Como a luz síncrotron pode ser usada no campo da supercondutividade? 

Por conta de sua estabilidade apenas em regimes específicos de pressão, o estudo e caracterização de super-hidretos que exibem supercondutividade deve ser feito in situ, ou seja, dentro da própria célula de bigorna de diamante onde são sintetizados. 

– “A luz síncrotron pode ser usada incidindo-a no material dentro da DAC, o que permite a coleta, por exemplo, de medidas de absorção e difração de raios X a fim de se obter dados sobre propriedades eletrônicas e estruturais dos materiais, ou seja, sobre como seus átomos interagem e como estão arranjados.”, comenta o pesquisador. 
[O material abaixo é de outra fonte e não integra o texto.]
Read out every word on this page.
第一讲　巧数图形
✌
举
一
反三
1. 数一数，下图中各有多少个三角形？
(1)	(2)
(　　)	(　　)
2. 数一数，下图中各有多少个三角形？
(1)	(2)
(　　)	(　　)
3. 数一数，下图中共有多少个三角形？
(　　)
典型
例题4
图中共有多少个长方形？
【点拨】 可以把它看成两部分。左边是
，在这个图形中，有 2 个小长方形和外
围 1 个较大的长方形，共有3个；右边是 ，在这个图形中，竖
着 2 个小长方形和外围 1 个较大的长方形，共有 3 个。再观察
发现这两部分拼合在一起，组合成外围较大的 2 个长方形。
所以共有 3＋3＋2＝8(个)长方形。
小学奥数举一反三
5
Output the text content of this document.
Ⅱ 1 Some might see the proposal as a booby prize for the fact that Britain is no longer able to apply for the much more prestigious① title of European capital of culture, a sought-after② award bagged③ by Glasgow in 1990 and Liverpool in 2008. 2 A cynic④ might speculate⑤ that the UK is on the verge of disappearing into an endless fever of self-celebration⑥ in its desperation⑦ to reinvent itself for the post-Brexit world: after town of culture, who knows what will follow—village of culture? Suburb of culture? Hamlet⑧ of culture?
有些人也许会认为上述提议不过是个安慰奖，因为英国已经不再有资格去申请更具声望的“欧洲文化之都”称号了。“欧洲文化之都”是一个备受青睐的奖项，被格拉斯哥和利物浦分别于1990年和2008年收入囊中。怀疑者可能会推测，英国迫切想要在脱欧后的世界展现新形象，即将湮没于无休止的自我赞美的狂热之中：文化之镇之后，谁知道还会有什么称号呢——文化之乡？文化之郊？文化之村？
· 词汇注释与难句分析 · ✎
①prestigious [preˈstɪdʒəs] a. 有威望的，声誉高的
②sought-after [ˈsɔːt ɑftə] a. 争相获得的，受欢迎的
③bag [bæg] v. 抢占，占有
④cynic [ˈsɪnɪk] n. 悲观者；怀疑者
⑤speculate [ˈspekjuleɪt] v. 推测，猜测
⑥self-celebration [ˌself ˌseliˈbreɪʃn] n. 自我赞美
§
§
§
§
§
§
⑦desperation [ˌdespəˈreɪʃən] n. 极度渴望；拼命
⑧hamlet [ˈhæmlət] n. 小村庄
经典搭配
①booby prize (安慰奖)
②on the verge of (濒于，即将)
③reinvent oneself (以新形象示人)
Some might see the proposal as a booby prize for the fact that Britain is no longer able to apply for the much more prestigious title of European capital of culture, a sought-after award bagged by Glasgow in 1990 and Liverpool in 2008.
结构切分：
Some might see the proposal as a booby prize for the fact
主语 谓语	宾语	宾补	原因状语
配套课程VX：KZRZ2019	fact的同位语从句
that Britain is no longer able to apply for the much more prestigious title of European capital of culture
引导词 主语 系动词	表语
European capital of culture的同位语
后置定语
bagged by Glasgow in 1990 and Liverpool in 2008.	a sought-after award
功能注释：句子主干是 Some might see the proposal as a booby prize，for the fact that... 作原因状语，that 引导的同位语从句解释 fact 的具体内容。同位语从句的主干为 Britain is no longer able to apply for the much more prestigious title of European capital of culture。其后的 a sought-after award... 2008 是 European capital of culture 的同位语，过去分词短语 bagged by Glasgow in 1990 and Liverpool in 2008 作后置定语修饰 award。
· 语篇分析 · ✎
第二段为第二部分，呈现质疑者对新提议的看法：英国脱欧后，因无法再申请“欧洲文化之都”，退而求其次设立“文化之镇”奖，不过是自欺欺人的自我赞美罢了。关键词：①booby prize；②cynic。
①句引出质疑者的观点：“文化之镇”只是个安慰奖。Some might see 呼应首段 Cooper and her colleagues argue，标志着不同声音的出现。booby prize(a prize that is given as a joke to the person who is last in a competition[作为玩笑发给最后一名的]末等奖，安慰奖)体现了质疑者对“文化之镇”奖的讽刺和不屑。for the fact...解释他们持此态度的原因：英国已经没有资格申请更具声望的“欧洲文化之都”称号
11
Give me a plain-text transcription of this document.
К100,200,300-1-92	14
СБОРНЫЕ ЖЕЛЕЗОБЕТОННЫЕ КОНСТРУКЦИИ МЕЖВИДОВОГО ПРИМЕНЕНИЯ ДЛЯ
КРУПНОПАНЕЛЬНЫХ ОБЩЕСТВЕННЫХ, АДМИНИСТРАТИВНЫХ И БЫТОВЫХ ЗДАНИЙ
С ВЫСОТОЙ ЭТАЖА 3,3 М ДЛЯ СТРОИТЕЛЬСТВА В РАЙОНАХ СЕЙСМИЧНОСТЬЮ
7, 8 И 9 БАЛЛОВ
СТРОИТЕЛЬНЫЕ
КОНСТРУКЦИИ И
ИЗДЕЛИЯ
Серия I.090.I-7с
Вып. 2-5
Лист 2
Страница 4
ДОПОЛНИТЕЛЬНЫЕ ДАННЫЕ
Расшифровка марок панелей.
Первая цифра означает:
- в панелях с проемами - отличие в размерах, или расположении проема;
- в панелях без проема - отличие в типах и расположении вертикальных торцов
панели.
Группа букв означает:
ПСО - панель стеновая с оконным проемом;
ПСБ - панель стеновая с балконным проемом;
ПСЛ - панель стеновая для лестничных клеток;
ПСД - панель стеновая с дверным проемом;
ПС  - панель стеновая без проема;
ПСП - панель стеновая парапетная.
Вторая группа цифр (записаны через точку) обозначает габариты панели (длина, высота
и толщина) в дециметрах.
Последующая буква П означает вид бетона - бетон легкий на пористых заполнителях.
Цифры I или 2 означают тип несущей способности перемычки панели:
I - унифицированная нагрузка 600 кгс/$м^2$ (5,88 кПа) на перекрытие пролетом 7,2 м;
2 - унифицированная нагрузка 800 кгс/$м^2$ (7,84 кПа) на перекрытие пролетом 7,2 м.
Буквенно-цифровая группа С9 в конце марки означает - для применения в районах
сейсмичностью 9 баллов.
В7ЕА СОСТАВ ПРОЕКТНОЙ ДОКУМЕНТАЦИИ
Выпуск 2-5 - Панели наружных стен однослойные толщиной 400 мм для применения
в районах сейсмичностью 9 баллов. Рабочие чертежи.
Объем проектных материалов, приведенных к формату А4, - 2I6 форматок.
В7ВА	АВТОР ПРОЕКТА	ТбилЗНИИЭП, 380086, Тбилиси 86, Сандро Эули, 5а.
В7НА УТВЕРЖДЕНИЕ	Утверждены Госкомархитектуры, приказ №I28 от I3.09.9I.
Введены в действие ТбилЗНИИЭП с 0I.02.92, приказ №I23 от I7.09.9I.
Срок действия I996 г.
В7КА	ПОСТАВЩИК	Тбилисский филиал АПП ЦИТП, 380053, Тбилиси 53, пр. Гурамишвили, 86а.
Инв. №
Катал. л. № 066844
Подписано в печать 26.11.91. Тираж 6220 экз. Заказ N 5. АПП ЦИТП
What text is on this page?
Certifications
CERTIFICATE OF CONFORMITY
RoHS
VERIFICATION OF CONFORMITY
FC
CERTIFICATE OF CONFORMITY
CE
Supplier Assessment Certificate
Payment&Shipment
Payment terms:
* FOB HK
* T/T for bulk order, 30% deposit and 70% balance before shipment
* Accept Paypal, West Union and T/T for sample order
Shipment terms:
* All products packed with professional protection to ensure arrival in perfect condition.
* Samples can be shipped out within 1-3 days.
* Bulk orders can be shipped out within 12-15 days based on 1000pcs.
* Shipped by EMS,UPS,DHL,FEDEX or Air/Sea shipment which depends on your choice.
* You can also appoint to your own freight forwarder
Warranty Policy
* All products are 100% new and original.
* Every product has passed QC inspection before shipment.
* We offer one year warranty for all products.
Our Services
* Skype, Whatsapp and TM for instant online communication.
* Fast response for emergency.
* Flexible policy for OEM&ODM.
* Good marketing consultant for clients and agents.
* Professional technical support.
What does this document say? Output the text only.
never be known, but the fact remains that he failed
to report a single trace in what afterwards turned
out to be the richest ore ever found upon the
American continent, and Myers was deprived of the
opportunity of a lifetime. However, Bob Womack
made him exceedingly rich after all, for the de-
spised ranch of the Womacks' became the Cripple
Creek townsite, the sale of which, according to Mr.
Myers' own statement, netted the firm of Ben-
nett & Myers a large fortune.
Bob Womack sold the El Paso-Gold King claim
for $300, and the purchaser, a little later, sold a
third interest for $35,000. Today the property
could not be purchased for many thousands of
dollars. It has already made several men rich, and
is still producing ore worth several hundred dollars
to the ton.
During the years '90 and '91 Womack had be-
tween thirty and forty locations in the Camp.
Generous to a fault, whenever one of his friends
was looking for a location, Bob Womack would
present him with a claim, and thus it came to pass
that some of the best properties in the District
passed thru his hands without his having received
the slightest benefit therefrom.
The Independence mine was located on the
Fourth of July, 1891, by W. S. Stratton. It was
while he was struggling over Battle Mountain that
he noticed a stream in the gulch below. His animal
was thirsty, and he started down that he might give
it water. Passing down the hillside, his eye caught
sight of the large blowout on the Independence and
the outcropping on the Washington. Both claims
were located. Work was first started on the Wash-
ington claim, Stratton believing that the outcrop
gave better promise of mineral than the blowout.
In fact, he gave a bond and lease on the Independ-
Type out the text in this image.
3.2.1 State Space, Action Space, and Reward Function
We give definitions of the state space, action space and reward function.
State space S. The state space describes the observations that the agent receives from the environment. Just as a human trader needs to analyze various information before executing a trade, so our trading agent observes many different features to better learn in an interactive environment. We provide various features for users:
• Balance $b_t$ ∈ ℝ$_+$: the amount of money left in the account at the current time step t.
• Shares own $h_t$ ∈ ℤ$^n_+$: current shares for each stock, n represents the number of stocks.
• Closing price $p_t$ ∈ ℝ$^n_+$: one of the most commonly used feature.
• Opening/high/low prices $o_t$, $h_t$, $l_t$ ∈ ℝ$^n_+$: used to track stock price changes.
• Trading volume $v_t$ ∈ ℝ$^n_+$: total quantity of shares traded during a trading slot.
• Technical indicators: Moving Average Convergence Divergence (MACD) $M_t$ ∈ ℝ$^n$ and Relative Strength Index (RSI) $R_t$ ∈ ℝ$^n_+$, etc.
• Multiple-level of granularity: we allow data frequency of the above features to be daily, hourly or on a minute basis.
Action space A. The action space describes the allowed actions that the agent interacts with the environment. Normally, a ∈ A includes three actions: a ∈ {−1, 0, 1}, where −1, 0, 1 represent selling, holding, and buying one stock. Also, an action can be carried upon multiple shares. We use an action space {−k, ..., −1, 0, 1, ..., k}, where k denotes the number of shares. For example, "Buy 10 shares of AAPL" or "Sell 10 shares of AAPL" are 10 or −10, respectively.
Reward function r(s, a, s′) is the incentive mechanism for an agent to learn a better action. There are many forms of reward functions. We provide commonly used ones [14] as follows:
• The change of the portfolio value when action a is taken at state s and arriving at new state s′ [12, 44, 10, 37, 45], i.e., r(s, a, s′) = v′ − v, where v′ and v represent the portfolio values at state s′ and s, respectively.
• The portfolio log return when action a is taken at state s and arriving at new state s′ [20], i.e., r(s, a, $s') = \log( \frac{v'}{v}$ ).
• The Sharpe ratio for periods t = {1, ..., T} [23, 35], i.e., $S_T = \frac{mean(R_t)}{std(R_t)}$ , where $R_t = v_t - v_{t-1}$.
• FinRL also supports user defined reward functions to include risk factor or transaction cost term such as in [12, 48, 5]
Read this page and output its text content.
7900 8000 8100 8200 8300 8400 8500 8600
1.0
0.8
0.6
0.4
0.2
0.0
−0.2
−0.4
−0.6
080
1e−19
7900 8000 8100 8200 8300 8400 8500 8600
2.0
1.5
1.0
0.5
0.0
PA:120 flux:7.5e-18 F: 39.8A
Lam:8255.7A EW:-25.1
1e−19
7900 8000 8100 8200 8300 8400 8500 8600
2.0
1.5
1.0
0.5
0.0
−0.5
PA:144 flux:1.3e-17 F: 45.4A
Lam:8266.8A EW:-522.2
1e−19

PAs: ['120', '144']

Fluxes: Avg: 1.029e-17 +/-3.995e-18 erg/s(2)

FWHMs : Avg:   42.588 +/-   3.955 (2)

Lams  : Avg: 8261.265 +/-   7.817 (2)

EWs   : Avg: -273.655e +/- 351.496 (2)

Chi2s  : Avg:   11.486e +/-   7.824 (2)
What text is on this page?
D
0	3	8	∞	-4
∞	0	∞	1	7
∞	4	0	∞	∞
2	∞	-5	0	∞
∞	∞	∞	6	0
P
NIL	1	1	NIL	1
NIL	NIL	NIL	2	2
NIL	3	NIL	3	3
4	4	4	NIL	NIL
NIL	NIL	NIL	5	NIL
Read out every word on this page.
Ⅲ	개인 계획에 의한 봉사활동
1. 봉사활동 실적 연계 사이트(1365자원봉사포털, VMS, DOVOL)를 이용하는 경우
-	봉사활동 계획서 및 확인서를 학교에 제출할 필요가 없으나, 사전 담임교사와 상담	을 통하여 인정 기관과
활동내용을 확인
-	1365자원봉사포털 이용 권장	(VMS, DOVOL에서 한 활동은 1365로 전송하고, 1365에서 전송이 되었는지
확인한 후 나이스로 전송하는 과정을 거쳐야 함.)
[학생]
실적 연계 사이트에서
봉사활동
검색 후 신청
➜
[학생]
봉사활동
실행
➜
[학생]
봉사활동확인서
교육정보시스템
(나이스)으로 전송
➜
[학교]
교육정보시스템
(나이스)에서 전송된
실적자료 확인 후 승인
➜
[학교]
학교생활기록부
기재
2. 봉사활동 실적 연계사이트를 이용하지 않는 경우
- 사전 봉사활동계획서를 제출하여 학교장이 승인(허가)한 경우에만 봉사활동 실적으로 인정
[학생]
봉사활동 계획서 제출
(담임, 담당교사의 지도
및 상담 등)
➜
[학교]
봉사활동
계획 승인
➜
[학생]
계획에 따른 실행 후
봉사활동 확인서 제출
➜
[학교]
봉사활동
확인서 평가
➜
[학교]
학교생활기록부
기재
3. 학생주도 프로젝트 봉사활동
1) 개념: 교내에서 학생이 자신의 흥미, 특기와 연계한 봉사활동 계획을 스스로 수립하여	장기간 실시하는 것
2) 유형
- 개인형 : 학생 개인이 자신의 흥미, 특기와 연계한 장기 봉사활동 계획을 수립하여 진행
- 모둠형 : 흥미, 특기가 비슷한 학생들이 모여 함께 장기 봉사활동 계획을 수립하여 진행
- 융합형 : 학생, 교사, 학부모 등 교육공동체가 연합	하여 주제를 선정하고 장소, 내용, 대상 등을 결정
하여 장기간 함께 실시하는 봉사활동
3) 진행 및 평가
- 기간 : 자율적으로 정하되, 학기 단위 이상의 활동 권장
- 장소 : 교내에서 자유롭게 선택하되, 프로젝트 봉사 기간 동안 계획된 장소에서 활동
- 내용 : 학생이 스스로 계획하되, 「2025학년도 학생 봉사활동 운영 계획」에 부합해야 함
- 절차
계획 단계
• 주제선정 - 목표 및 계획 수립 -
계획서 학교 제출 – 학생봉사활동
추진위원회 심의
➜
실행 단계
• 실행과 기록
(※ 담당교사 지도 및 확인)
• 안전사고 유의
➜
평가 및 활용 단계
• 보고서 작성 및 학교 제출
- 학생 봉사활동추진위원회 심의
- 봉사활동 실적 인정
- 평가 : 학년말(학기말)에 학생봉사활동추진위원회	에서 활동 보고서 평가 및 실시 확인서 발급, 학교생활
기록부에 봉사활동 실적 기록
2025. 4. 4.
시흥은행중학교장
A pesquisa de doutorado desenvolvida por Lucas foi iniciada nas instalações do UVX, a antiga fonte de luz síncrotron do LNLS. Seus objetivos, entretanto, exigiam capacidades que iam além das disponíveis na época. Com a inauguração do Sirius, o trabalho de comissionamento de instalações experimentais foi parte integral do processo de pesquisa do agora Doutor em Física Aplicada.

Lucas (quinto da direita para a esquerda) junto a integrantes do grupo de condições extremas do LNLS durante mudança do UVX para o Sirius, em 2019.

Usando uma DAC com culets de apenas 100 μm e um gasket com furo de cerca de 50 μm (1/20 de mm), o pesquisador foi capaz de alcançar pressões acima de 100 GPa em suas medidas realizadas na linha de luz EMA, estação experimental do Sirius especializada na execução de experimentos em condições extremas de pressão e temperatura. 

Como ressalta Lucas em sua tese, “[…] Além do ganho em fluxo de fótons no Sirius, a dimensão de micrômetros do feixe do Sirius representa um ganho notável em relação à linha de condições extremas do antigo acelerador síncrotron do LNLS, o UVX, que possuía largura mínima de feixe da ordem de ~100 μm. A concentração de radiação em uma área menor é especialmente importante para experimentos em pressões extremas, pois viabiliza a utilização de células com diamantes de culets menores, alcançando maiores pressões, visto que os diâmetros de culet devem ser da mesma ordem ou maiores do que o diâmetro de feixe utilizado no experimento.” 

A pressão de 127 GPa foi alcançada pelo pesquisador junto à equipe do Sirius durante o trabalho de investigação de fases supercondutoras em super-hidretos de Cério, que usou borano de amônia (NH3BH3) como meio de pressão e fonte de hidrogênio. Naquele momento, essa foi a pressão mais alta já alcançada nas instalações do CNPEM.

Lucas, assim como as centenas de pesquisadores externos que já estão usando as instalações de ponta do Sirius, viu de perto as enormes vantagens que um síncrotron de 4ª geração pode trazer para a ciência brasileira. Pesquisas que envolvem medidas de informações e dados difíceis ou até impossíveis de serem obtidos com síncrotrons mais antigos se tornam viáveis com o desenvolvimento desses novos aceleradores. Além de Lucas Francisco, o Sirius fará parte integral da formação e trabalho de muitos outros cientistas brasileiros no curto, médio e longo prazo. 

O doutorado desenvolvido por Lucas Henrique Francisco sob orientação de Narcizo Souza, chefe da Divisão de Matéria Condensada do CNPEM, contou com o apoio da FAPESP, Fundação de Amparo à Pesquisa do Estado de São Paulo (proc. n° 2018/10585-0), e do CNPq, Conselho Nacional de Desenvolvimento Científico e Tecnológico – Brasil (n° 140567/2018-6), Ministério da Ciência, Tecnologia e Inovações.